I was impressed by last year’s Government Cyber Security Strategy and the emphasis it places on developing a common approach to cybersecurity across the public sector. Since its publication, my team have been supporting the local digital team in the Department for Levelling Up, Housing and Communities in its development of a Local Government Cyber Assessment Framework. If we get this framework right, it has the potential to be a transformative policy that simultaneously improves cybersecurity, reduces compliance burdens, eases data sharing and saves money.

What upcoming policy or law are you most looking forward to?

Vladimir Nabokov wrote that genius was “seeing things others don’t see. Or rather the invisible links between things.” This sentiment is the reason I am passionate about the power of data to unlock innovation and improve public services. At the LGA, my colleagues and I work with councils to strengthen their use of data in improving outcomes, while protecting citizens’ privacy. That’s why I was personally pleased to see the UK government, as part of last spring’s Budget, accept Sir Patrick Vallance’s “pro-innovation” recommendation to “facilitate greater industry access to public data”, and also, in particular, “prioritise wider data sharing and linkage across the public sector”.

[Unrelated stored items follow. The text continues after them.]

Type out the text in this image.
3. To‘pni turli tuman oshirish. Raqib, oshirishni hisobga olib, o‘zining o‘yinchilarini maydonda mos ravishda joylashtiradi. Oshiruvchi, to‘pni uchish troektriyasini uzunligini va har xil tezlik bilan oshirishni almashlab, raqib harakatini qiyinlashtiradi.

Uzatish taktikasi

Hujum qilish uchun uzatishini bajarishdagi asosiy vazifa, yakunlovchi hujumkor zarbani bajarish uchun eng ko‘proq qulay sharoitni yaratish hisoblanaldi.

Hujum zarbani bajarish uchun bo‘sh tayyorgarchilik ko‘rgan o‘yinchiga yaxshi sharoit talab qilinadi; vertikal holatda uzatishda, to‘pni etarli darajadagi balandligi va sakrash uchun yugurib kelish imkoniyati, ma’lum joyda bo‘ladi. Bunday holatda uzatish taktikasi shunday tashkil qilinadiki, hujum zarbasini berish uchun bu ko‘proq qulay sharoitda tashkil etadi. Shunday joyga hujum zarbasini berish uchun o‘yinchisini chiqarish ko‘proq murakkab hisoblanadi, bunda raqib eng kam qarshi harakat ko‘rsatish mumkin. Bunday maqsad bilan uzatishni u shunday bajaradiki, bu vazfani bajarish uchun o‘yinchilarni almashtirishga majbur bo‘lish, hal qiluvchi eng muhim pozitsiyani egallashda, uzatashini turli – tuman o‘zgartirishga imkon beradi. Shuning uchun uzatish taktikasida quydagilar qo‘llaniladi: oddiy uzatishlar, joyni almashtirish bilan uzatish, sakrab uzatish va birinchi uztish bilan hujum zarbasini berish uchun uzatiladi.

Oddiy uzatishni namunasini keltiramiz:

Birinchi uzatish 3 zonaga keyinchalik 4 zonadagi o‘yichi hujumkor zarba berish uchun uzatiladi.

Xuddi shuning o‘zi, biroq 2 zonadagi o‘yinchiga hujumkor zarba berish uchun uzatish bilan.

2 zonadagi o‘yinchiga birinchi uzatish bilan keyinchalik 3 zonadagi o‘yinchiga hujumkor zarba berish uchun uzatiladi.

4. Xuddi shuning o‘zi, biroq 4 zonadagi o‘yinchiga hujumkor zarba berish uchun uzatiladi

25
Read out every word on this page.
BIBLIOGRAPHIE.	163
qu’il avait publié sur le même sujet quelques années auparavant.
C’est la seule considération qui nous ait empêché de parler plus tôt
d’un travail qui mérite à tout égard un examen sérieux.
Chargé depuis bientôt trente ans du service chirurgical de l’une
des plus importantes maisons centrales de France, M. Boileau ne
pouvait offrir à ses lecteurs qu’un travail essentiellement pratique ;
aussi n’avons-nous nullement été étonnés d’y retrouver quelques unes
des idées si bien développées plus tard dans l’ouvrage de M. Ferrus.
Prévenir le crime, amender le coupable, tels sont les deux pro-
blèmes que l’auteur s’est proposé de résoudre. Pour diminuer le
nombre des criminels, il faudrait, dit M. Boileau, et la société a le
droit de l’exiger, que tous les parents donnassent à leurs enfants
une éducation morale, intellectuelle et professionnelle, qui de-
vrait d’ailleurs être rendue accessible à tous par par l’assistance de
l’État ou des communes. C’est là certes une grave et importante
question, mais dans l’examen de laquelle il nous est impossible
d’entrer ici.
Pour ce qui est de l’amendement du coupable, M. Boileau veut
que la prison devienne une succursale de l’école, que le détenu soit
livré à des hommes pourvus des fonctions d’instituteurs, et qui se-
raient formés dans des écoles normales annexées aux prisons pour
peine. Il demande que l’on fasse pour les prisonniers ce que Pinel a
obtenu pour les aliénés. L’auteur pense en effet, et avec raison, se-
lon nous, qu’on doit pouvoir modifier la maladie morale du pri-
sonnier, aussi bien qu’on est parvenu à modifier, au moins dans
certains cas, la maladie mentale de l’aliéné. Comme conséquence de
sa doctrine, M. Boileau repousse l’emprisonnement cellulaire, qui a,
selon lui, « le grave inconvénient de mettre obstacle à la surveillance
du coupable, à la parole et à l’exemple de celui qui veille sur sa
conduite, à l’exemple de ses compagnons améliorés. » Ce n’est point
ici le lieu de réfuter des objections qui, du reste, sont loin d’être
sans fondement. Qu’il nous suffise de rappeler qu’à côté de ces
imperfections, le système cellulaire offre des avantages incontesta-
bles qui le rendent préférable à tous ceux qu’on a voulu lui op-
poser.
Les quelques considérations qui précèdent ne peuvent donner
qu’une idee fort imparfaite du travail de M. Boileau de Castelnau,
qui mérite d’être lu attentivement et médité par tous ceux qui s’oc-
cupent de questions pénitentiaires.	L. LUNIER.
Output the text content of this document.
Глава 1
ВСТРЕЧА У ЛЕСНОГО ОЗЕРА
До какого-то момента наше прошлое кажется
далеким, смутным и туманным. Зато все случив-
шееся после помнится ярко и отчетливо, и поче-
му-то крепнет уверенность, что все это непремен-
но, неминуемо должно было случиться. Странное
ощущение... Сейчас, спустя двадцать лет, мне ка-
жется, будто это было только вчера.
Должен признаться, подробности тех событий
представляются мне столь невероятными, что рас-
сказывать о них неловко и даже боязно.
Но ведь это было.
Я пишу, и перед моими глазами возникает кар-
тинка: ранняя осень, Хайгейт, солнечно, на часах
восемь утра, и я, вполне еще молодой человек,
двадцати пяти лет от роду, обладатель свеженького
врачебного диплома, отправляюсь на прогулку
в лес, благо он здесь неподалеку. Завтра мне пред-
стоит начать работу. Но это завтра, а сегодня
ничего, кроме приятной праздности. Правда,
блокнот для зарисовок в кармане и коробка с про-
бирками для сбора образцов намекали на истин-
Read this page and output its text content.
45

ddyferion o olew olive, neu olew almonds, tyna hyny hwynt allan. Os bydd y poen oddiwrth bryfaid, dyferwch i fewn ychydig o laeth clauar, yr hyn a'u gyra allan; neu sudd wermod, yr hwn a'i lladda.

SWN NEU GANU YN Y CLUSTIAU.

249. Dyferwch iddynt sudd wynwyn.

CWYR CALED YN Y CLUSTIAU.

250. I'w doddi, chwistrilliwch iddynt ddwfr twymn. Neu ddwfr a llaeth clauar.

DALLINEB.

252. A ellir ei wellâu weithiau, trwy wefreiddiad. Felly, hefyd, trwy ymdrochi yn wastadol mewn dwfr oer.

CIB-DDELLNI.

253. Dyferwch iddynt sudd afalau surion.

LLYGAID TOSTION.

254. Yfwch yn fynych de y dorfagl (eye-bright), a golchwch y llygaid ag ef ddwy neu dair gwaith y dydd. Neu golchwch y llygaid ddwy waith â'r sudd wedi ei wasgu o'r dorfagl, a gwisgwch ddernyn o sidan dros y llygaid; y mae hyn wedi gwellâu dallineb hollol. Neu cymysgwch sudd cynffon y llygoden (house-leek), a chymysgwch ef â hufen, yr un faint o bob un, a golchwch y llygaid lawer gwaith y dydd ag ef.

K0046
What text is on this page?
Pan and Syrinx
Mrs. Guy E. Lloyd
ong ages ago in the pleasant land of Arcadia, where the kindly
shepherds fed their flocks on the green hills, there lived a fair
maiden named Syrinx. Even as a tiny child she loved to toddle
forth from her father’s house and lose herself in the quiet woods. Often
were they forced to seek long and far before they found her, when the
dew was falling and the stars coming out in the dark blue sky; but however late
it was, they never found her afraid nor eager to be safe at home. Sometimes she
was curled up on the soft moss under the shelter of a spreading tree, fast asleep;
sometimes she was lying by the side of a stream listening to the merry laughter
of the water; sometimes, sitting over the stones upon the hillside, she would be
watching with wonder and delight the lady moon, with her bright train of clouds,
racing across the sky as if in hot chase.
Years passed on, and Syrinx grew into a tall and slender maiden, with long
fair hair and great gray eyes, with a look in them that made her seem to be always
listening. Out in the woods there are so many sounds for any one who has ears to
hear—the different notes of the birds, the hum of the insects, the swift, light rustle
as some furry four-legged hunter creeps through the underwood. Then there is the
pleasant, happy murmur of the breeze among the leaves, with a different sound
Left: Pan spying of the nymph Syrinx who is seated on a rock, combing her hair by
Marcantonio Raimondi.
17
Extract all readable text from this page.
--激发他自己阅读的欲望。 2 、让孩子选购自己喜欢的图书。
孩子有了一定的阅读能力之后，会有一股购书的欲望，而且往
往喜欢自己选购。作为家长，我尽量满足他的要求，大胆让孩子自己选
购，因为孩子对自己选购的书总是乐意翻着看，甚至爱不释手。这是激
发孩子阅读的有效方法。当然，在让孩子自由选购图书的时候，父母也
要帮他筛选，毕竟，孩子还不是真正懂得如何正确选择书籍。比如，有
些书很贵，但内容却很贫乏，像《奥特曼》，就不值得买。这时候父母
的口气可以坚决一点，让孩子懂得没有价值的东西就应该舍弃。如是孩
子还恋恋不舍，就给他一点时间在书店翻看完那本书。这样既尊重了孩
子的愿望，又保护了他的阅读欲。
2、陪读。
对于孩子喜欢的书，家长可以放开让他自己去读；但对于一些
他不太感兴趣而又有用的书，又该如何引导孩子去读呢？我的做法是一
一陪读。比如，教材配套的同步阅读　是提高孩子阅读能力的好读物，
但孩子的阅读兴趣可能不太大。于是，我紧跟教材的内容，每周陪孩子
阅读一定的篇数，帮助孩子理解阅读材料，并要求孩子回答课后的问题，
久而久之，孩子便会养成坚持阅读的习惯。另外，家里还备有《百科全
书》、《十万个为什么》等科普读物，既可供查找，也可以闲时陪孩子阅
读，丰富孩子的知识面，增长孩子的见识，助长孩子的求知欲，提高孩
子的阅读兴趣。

If you could pass one law this year, what would it be?

In the spirit of asking for forgiveness rather than permission, I’m going to pass three laws: first, I’d make it illegal for public sector bodies to pay ransoms if they are the victim of a ransomware attack. This would reduce the threat posed to the public sector by making it less lucrative for cybercriminals. Second, given the reliance on private sector suppliers in the delivery of local services (and the scarcity of contractual levers), I’d introduce legislation to mandate that in the event of a cyber-incident, service providers must immediately share with government everything they know about the nature of the data breached. This would enable the early mitigation of risks to the public. Third, to further enable us to see “the invisible links” Nabokov wrote about, I would build on Vallance’s proposals and legislate to further reduce the financial and legal obstacles associated with accessing both academic research and public service data.